2.00 pm: I needed to rest my ears from the Paranormal Studies album (as it has come to be known). After tomorrow, the suite will be laid aside for some weeks, so that I can return for the final-phase mix refreshed. I took up the cause of my juvenilia once again (music composed and recorded between 1972 and 1976), making minor adjustments to the loudness and the left and right channel balance of the tracks before uploading them to my Sound site, unpublished.
August 17 (Thursday). An appalling night’s sleep. I awoke in a stupor and feeling the side-effects of the antibiotics that I’ve begun taking. 8.30 am: Studiology, and a review of the last three compositions. 9.30 am: A trip down town to undertake domestics and a little cuttery.
10.45 am: Studiology.

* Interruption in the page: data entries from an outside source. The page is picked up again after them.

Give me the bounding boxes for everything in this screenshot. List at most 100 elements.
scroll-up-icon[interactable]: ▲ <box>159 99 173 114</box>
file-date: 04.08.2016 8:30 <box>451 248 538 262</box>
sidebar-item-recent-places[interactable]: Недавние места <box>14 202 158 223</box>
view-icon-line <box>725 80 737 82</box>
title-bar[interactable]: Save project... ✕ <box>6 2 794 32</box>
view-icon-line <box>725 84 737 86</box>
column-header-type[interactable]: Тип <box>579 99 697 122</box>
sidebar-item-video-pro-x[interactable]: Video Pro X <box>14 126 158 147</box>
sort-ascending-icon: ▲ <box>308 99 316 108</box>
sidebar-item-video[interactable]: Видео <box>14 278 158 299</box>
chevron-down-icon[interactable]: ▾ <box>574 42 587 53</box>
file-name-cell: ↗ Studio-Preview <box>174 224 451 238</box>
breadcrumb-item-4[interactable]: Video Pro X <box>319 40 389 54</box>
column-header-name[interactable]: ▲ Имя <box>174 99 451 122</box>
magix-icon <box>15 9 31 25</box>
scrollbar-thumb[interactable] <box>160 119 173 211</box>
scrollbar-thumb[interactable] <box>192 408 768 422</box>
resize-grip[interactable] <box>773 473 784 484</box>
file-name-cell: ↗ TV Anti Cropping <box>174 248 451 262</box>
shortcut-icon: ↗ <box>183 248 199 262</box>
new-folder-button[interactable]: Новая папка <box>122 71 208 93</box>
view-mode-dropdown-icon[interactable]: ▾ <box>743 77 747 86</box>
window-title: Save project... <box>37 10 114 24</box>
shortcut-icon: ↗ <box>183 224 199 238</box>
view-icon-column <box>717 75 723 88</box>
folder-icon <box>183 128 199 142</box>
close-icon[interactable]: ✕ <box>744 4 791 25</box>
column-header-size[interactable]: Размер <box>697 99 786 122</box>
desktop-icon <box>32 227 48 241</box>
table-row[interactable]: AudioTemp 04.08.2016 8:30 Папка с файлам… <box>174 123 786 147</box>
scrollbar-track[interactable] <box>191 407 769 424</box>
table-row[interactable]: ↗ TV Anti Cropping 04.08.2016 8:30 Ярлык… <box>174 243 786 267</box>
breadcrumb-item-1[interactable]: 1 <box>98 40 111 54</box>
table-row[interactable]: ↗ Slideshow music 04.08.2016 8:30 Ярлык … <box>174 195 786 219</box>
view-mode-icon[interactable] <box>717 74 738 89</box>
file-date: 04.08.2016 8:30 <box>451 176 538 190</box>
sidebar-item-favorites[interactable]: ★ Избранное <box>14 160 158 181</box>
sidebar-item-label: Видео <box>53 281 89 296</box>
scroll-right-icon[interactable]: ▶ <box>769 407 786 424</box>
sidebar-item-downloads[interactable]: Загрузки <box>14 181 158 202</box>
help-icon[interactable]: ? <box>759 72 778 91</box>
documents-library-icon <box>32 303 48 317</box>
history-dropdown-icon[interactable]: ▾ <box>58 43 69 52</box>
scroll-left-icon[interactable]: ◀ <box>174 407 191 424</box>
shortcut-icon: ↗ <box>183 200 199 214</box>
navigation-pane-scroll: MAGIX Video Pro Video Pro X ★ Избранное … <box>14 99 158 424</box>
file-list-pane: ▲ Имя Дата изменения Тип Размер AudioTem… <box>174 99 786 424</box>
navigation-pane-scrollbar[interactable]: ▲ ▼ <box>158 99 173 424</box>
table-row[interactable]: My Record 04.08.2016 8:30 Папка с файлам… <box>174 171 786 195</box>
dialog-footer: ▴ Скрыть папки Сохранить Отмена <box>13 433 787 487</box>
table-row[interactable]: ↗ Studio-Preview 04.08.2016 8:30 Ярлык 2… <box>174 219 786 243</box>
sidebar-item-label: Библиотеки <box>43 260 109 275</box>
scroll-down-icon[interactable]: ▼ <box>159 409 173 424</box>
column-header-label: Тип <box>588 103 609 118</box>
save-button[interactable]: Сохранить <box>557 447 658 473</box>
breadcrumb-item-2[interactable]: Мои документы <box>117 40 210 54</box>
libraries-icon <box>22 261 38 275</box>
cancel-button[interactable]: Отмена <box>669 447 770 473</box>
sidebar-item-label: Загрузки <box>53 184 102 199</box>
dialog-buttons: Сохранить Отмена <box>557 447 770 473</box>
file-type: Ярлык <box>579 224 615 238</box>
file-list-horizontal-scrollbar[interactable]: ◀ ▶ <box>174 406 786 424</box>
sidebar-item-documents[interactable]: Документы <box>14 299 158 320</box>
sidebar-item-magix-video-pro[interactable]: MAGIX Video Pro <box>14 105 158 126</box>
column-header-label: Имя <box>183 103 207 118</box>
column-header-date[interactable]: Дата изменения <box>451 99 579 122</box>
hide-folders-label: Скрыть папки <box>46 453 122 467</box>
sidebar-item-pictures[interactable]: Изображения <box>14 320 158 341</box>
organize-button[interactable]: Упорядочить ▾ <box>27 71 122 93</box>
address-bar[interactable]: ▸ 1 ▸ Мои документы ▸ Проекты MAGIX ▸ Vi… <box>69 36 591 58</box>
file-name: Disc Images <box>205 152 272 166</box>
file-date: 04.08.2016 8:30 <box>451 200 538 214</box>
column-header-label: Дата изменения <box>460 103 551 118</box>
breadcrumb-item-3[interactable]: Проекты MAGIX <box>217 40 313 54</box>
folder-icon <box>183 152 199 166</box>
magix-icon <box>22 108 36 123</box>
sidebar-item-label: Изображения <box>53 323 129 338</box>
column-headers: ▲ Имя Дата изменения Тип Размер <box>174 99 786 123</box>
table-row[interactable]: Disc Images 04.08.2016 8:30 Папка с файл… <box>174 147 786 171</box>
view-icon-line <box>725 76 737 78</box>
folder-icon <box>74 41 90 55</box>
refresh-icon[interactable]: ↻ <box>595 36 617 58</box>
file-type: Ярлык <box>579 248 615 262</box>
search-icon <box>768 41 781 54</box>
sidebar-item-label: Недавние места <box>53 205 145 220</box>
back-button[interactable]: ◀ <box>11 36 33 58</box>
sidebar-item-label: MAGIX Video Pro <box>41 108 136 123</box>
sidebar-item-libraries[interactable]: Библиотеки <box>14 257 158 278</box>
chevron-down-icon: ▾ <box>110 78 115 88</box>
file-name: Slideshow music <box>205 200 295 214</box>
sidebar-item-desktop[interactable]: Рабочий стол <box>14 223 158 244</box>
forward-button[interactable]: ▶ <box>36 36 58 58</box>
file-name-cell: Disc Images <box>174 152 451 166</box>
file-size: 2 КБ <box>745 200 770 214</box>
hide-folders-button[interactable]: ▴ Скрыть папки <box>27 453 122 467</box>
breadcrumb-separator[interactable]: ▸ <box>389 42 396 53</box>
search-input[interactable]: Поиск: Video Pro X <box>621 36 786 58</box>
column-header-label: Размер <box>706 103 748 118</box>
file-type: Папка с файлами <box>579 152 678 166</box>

Tiredness and unwellness prevailed, so I continued with the juvenilia project — which didn’t require more than half a brain to execute. 1.30 pm: A nap and sleep catch-up. 3.00 pm: Back to it, and to ‘The Singing in the Air: Angels Guard Thee’. I added a babble of clamorous and declamatory speech below the mellifluous angelic song. The source of the former is a field recording taken from the Aural Diary. It captures an evangelistic-preaching meeting that took place on the Promenade at Aberystwyth around 7.00 pm on July 30, 1986. Hearing the juxtaposition of the two voices (one in heaven and one on earth) was a minor epiphany for me.